Jérôme Pellerin nous présente : « Il y a deux personnes qui sont venues à la réunion : Aurélie Vilette et Aurélia Labayle. Bonjour. Que voulez-vous faire ici Mme Vilette ? de l’animation ? »

Aurélie : « Non, je viens pour vous rencontrer. Vous rencontrer avec le théâtre et la sculpture.» Elle sort des boîtes et des galets.

Monsieur C : « Tu viens !, elle veut pas venir !!»

Madame X : «  C’est difficile, il entre dans toutes les chambres. »

Monsieur C : « Je vais vous dire Messieurs Dames, je vais vous dire ce qui va se passer : je vais mourir. Oui, c’est vrai, je vais mourir ! »

Madame D : «  C’est vrai, c’est difficile. Il entre n’importe quand. Je comprends que ce soit difficile de fermer les portes. Mais on pourrait avoir un petit placard qui ferme à clé. Au moins un petit placard. »

Aurélia parle de ce qu’elle était, comédienne et acrobate dans un cirque. Aurélie a sorti des boîtes, Aurélia pose une balle de jonglage sur le bord. Aurélie lève la boîte et la balle, en équilibre. Moment de suspension, la balle tombe dans la boîte avec un bruit sonore et mat.

Mr A s’exclame : « Elle est tombée. »

Nous chantons une berceuse de Bernard Lubat à deux voix. Mme E chante avec nous, trois voix ténues. Elle ajoute : « C’est bien, elles veulent nous distraire. On en a besoin.
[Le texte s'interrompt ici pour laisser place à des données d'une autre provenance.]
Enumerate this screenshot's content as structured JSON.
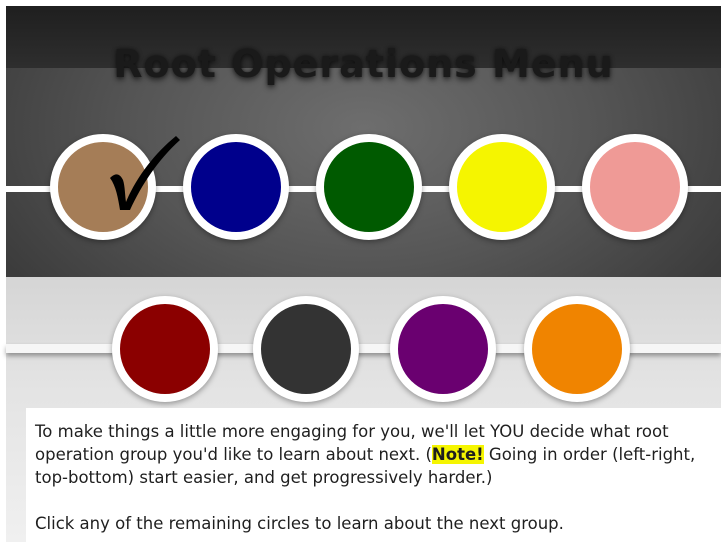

On a besoin que des gens viennent nous voir.  »

On entend Mme B : « A quoi ça sert, à quoi ça sert ?…»

Aurélie : « pardon.. je ne vous entend pas.» – se lève et s’assoit à côté d’elle.

Mme B parle un long moment : « Mais on est fou, vous savez on est des fous, on est pas normal, on est malade, vous savez. Parce que le plus dur, c’est qu’on a plus de contact avec l’extérieur, on sert à rien… »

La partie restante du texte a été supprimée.